Showing posts with label Nihilisme. Show all posts
Showing posts with label Nihilisme. Show all posts

Thursday, November 17, 2016

Korupsi itu Baik

Nihilisme itu apa?
Bahwa nilai yang kita anggap paling mulia, tak lagi memiliki nilai. Tak lagi memiliki tujuan.
Mengapa? Sebab tak lagi menemukan jawaban.

#Nietzsche

Mana yang anda pilih? Tak ada korupsi namun pembangunan tidak berjalan atau ada korupsi dan pembangunan bisa berjalan?

Bagi Fadli Zon, lebih baik ada korupsi asal pembangunan bisa berjalan.

Kira-kira apa ada yang salah dengan pernyataan anggota perwakilan rakyat kita yang terhormat Fadli Zon? Korupsi bisa ditolerir selama bisa menjadi oli pembangunan. Saya tak pernah mengerti mengapa orang seperti ini bisa duduk sebagai anggota dewan yang mulia dan terhormat.

Ungkapan Fadli Zon adalah satu bentuk ungkapan frustasi dalam melihat fenomena korupsi. Bukannya mengambil peran dalam memberantas korupsi, justru mendukung praktek korupsi yang mampu menjadi oli pembangunan.

Kita selalu bicara penistaan agama dan penistaan Qur'an, namun kita tak pernah bicara penistaan atas makna Quran. Quran dengan tegas melarang praktek korupsi, namun kita seenaknya membenarkannya, bukankah ini salah satu penistaan atas makna Quran. Bukankah Fadli Zon sebelumnya berada di front depan menyuarakan penistaan Quran? Apakah Quran hanya bentuk dan tak memiliki makna?

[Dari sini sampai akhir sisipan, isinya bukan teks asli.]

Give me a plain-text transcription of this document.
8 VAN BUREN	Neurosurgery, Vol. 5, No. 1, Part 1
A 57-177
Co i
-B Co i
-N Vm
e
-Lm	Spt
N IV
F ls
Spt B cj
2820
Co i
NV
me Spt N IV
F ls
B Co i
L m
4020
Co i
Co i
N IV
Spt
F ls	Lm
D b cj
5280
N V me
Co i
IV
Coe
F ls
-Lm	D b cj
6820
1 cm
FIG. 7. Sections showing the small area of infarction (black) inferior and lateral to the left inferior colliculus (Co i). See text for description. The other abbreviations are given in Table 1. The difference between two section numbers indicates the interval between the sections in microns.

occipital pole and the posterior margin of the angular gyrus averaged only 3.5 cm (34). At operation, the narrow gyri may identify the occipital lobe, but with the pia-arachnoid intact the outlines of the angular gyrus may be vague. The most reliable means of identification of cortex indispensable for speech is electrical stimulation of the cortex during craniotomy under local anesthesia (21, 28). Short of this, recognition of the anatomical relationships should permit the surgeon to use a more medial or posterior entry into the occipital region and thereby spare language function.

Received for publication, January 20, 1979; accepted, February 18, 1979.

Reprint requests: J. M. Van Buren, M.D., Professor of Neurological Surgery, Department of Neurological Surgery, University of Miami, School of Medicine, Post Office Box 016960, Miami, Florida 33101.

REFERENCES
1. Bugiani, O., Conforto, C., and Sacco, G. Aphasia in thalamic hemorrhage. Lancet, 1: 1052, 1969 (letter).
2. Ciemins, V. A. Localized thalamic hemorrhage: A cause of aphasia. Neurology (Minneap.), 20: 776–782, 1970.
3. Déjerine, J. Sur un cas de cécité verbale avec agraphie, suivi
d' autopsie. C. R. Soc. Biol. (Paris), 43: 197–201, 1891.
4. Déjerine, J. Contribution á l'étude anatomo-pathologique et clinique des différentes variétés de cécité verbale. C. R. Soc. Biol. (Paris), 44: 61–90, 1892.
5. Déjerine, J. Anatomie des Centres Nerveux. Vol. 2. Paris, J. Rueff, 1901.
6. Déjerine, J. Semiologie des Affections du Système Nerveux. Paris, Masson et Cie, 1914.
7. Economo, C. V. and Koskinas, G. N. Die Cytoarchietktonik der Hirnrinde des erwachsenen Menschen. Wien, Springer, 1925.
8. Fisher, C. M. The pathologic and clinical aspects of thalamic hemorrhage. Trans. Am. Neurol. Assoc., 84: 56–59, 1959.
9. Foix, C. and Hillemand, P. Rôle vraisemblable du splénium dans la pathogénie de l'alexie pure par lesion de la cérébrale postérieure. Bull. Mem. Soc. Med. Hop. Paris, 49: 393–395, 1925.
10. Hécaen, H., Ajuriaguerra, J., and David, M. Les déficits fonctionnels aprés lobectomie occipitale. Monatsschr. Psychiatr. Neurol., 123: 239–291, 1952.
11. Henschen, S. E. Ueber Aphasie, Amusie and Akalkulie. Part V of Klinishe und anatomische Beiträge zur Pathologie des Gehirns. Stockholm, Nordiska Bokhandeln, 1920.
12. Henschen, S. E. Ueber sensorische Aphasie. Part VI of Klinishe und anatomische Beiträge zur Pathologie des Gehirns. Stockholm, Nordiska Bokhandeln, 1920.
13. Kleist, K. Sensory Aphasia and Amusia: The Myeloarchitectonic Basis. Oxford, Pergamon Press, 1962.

Tapi kita hanya terpesona pada bentuk, dan telah melupakan makna, sementara pada maknalah inti Quran. Kita hanya bisa teriak saat bentuk Quran dilecehkan, namun selalu diam saat makna Quran dilecehkan. Kita adalah orang-orang yang terperangkap pada bentuk, tak lagi tertarik pada makna. Mungkin karena kita sendiri tak lagi bermakna.

Hanya bisa bersedih saat orang-orang berbicara seenaknya, hanya karena mereka sedang berada dalam kekuasaan. Moral manakah yang kita junjung saat ini? Tapi benar, kita tak lagi punya moral sebagai nilai yang kita junjung bersama. Satu-satunya moral yang kita miliki adalah moral kepentingan, tak peduli apakah baik atau buruk, apakah korupsi itu baik atau buruk? Kita hanya membutuhkan oli pembangunan dan itulah nilai sejati yang sesungguhnya.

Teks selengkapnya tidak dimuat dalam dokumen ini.